Detective on trial for the alleged forgery of DPP letter
A detective has gone on trial accused of forging a letter from the Director of Public Prosecutions in relation to the investigation of a priest accused of sexual abuse.
Detective Garda Catherine McGowan has pleaded not guilty to one count of forgery on January 15, 2009 at Bray Garda Station where she is based.
She also pleaded not guilty to two counts of using a false instrument at Bray and Harcourt Street Garda Stations between June 21 and 22, 2011.
The instrument is alleged to have been a letter from the office of the DPP dated January 14, 2009.
In his opening speech to the jury, prosecuting counsel Alex Owens SC said that Gda McGowan had forged the letter to "hoodwink" gardaí who were reviewing whether she had acted properly in investigating allegations of sexual abuse by a priest of a teenage girl.
The investigation of Gda McGowan's handling of the case was prompted by the publication of the Murphy Report, which investigated clerical sexual abuse in the Dublin area.
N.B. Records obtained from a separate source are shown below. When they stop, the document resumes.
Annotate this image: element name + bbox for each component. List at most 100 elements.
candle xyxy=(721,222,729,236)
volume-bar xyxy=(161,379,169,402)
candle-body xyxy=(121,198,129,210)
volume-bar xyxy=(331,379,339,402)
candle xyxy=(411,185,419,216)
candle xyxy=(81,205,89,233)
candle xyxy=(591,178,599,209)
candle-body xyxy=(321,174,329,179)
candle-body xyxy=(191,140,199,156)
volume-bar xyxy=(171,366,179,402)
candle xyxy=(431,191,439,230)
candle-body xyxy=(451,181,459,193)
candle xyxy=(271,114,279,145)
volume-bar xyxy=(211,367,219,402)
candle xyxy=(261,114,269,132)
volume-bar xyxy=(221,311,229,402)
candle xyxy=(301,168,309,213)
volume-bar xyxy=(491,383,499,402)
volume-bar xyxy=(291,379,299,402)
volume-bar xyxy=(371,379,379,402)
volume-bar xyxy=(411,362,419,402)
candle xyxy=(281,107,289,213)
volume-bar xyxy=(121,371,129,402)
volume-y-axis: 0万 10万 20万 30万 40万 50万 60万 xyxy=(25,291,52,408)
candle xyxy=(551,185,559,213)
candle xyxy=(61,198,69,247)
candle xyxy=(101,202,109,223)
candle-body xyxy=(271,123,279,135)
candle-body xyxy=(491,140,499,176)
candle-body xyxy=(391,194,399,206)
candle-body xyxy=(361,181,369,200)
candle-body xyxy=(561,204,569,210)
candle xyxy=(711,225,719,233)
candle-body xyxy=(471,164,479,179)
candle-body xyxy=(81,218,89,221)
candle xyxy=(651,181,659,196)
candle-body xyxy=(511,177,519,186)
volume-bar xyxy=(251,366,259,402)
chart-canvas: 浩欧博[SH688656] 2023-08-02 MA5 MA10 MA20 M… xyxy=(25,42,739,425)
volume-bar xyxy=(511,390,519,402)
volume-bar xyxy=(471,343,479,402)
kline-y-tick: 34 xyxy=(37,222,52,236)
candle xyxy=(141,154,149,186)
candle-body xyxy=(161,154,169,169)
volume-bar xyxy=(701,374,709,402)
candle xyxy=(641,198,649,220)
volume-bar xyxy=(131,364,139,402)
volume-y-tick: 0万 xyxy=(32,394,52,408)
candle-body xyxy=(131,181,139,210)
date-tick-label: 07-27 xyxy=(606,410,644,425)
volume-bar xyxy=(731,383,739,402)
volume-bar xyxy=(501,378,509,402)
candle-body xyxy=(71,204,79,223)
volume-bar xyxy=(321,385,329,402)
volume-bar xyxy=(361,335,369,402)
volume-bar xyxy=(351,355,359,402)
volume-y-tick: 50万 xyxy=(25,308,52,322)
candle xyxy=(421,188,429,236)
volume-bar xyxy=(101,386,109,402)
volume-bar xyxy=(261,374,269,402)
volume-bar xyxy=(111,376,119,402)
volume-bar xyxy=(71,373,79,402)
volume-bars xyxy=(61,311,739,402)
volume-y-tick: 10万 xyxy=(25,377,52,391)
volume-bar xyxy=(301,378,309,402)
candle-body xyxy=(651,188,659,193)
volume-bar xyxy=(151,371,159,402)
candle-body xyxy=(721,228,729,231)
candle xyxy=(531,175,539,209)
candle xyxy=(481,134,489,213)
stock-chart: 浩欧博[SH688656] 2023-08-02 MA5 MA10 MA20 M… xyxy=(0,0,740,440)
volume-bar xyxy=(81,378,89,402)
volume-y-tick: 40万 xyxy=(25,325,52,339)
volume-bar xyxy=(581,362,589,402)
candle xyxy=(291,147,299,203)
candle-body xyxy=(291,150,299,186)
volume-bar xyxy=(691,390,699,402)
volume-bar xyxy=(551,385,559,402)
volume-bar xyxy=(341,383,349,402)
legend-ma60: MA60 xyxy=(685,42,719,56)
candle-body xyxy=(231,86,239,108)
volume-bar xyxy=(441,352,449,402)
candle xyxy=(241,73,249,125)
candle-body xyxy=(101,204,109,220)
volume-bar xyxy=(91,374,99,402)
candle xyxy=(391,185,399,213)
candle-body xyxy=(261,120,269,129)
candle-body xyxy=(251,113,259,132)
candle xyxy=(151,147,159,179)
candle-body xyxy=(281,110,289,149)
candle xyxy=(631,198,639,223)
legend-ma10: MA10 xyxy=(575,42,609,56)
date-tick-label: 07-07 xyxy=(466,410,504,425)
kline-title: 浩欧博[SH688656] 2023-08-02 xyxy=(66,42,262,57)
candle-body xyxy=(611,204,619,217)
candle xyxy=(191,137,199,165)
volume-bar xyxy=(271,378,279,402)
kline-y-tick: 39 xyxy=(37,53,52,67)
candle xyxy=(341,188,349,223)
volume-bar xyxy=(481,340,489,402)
The priest in Gda McGowan's case was one of the clerics mentioned in the report.
Counsel said the jury will hear evidence of a copy of a letter, supposedly from the DPP, which directed prosecution of the priest would be "impossible" because of "conjecture" in the alleged victim's statement.
"This document is not genuine, it is a bogus document," Mr Owens said. "It is a copy of an original that never existed."
Counsel said there will be evidence that Gda McGowan (48) never sent the case file to anyone including the DPP, Chief State Solicitor or her superintendent. The first witness, Sergeant Diane Swift, told the jury that a special task force was set up in the aftermath of the Murphy Report by the garda commissioner to investigate how sex abuse cases were handled by the church and state authorities.
Sgt Swift said the unit investigated allegations in relation to 46 priests named in the Murphy report and that she was assigned one priest who had 500 documents relating to allegations against him.
The sergeant said she contacted Gda McGowan who said she was still working on the case, but "that it was going nowhere anyway". The accused allegedly later told Sgt Swift she believed the complainant was 18 at the time of the sexual encounters.
The sergeant requested the investigative file from the case and any directions that had been received from the DPP.
Sgt Swift told counsel that she received statements relating to the abuse case and a photocopy of a letter purporting to be from the office of the DPP.
Sgt Swift said she passed it on to the exhibits officer.
The trial continues before Judge Mary Ellen Ring and a jury of six men and six women.